Comme l'a observé le quotidien de centre-gauche Hankyoreh, considéré à juste titre par l'opinion publique comme un des rares médias indépendants et le quotidien le plus fiable, ces accusations anachroniques tombent à pic pour le NIS. Le NIS est actuellement mis en cause pour son interférence dans la dernière élection présidentielle et reste prompt à faire souffler « le vent du Nord » pour empêcher une réforme qui conduirait à un contrôle démocratique des services sud-coréens. Par ailleurs, le PPU est un « plus petit poisson » que le Parti démocrate, qui contrôle près de la moitié des sièges du Parlement, après que la récente tentative du NIS de mettre en cause l'ancien Président Roh Moo-hyun lors du sommet intercoréen de 2007 se fut retournée contre ses auteurs.
Une source proche du NIS a déclaré au Hankyoreh que Lee Seok-ki était une « cible facile » pour une enquête anticommuniste des services sud-coréens, et que « l'enquête pouvait apparaître comme une tentative du NIS pour justifier son existence. Elle pourrait avoir comme objectif de bloquer les efforts visant à encadrer, voire éliminer, les branches interne et d'investigation du NIS, qui en constituent le coeur ». Deux jours avant la descente de police contre le PPU, la Présidente sud-coréenne Park Geun-hye avait assuré que le NIS serait réformé.
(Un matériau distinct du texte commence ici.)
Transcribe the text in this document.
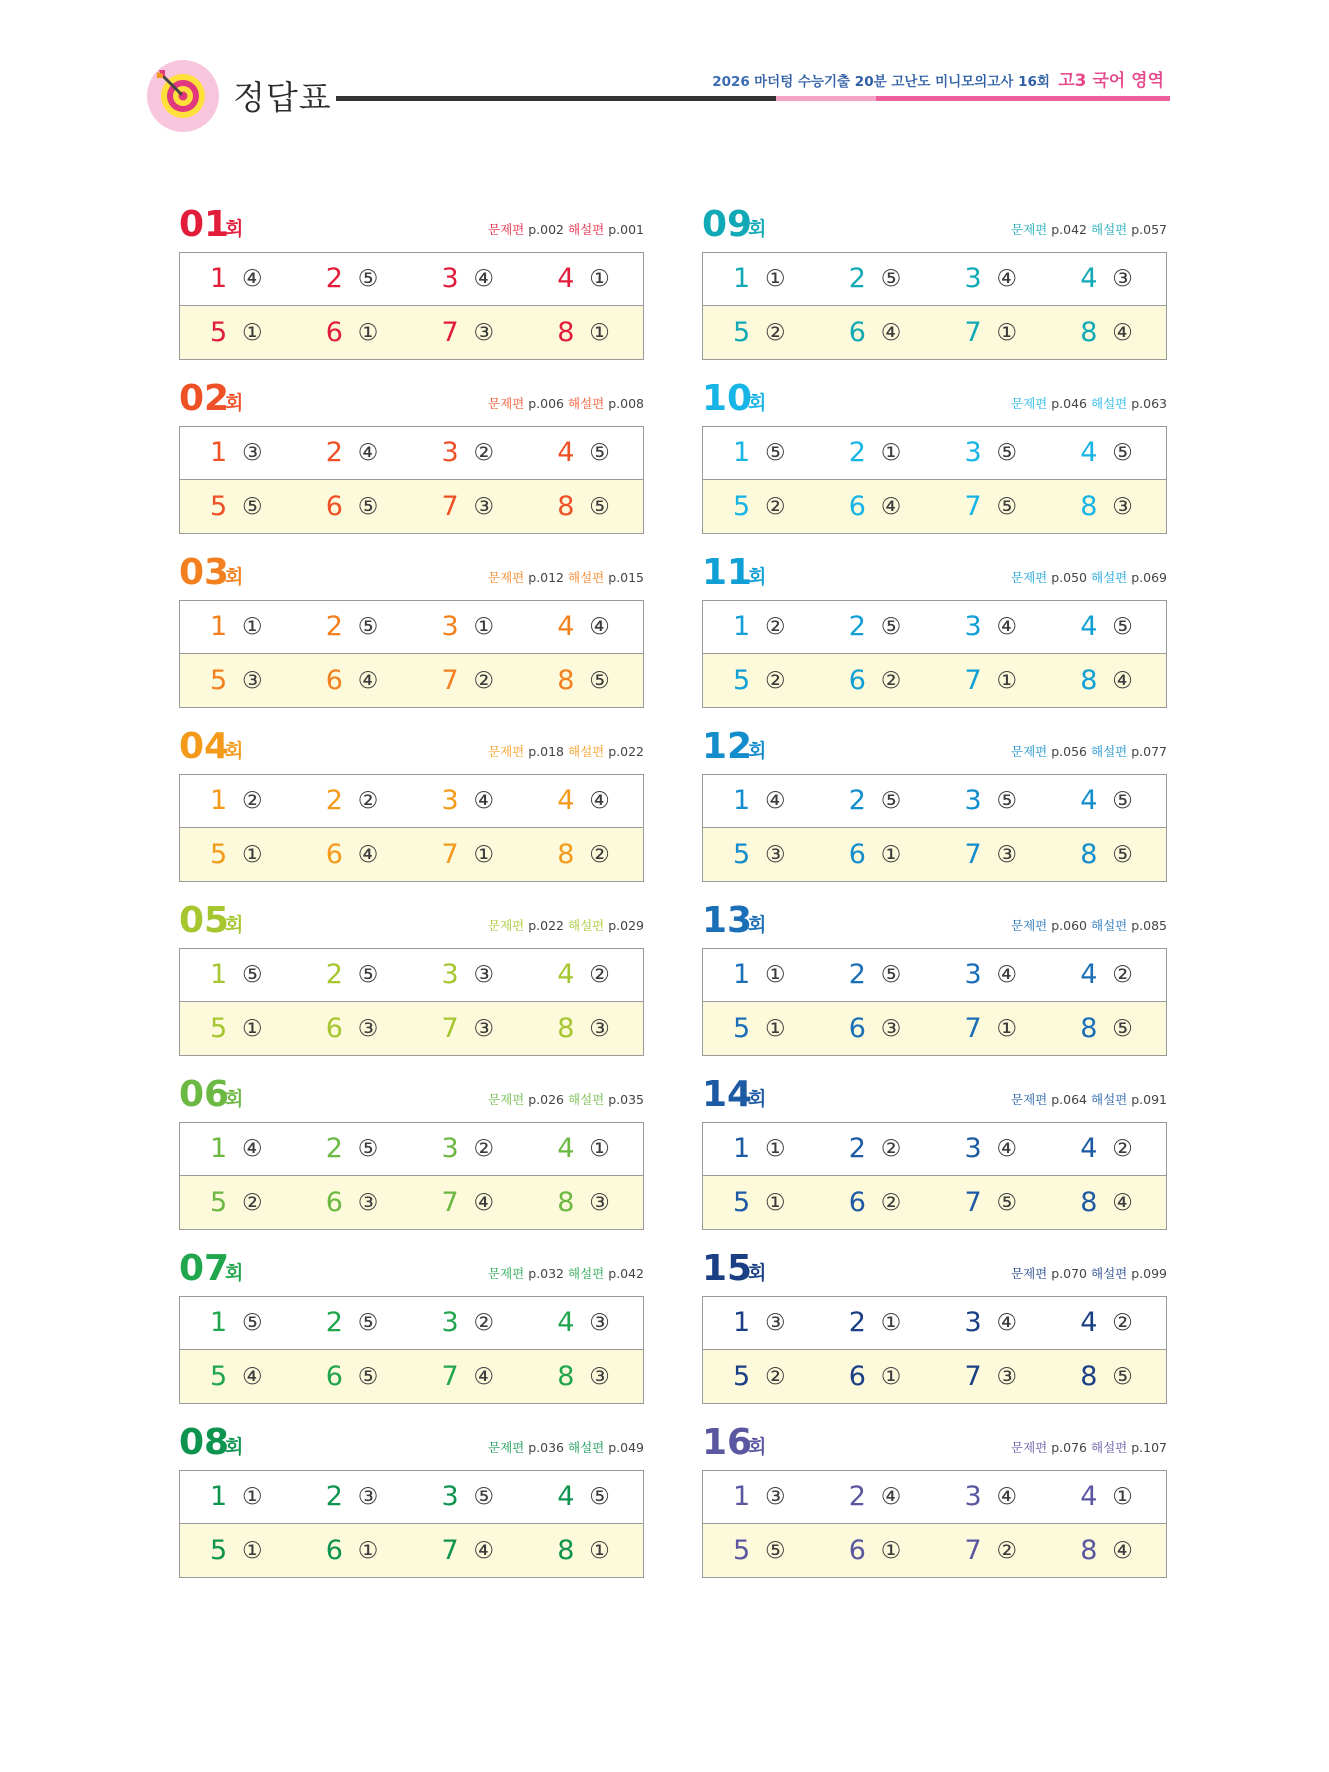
정답표	2026 마더텅 수능기출 20분 고난도 미니모의고사 16회 고3 국어 영역
01
회	문제편 p.002 해설편 p.001
1 ④ 2 ⑤ 3 ④ 4 ①
5 ① 6 ① 7 ③ 8 ①
02
회	문제편 p.006 해설편 p.008
1 ③ 2 ④ 3 ② 4 ⑤
5 ⑤ 6 ⑤ 7 ③ 8 ⑤
03
회	문제편 p.012 해설편 p.015
1 ① 2 ⑤ 3 ① 4 ④
5 ③ 6 ④ 7 ② 8 ⑤
04
회	문제편 p.018 해설편 p.022
1 ② 2 ② 3 ④ 4 ④
5 ① 6 ④ 7 ① 8 ②
05
회	문제편 p.022 해설편 p.029
1 ⑤ 2 ⑤ 3 ③ 4 ②
5 ① 6 ③ 7 ③ 8 ③
06
회	문제편 p.026 해설편 p.035
1 ④ 2 ⑤ 3 ② 4 ①
5 ② 6 ③ 7 ④ 8 ③
07
회	문제편 p.032 해설편 p.042
1 ⑤ 2 ⑤ 3 ② 4 ③
5 ④ 6 ⑤ 7 ④ 8 ③
08
회	문제편 p.036 해설편 p.049
1 ① 2 ③ 3 ⑤ 4 ⑤
5 ① 6 ① 7 ④ 8 ①
09
회	문제편 p.042 해설편 p.057
1 ① 2 ⑤ 3 ④ 4 ③
5 ② 6 ④ 7 ① 8 ④
10
회	문제편 p.046 해설편 p.063
1 ⑤ 2 ① 3 ⑤ 4 ⑤
5 ② 6 ④ 7 ⑤ 8 ③
11
회	문제편 p.050 해설편 p.069
1 ② 2 ⑤ 3 ④ 4 ⑤
5 ② 6 ② 7 ① 8 ④
12
회	문제편 p.056 해설편 p.077
1 ④ 2 ⑤ 3 ⑤ 4 ⑤
5 ③ 6 ① 7 ③ 8 ⑤
13
회	문제편 p.060 해설편 p.085
1 ① 2 ⑤ 3 ④ 4 ②
5 ① 6 ③ 7 ① 8 ⑤
14
회	문제편 p.064 해설편 p.091
1 ① 2 ② 3 ④ 4 ②
5 ① 6 ② 7 ⑤ 8 ④
15
회	문제편 p.070 해설편 p.099
1 ③ 2 ① 3 ④ 4 ②
5 ② 6 ① 7 ③ 8 ⑤
16
회	문제편 p.076 해설편 p.107
1 ③ 2 ④ 3 ④ 4 ①
5 ⑤ 6 ① 7 ② 8 ④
Faut-il y voir une tentative désespérée du NIS de défendre un régime exorbitant du droit commun, en pesant sur les arbitrages internes au Gouvernement ? Il est apparu qu'une surveillance renforcée du député Lee Seok-ki avait commencé il y a trois ans... pourquoi cette soudaine précipitation, si les faits avérés étaient aussi graves ? Comme l'a montré une enquête du Hankyoreh, des sources proches de l'enquête s'interrogent en tout cas, sous couvert d'anonymat, sur la capacité réelle d'un petit groupe d'opposants à fomenter l'insurrection dont ils sont accusés, aujourd'hui sans preuves.
Sources : AAFC, Hankyoreh (notamment, articles des 29 et 30 août 2013, dont photo)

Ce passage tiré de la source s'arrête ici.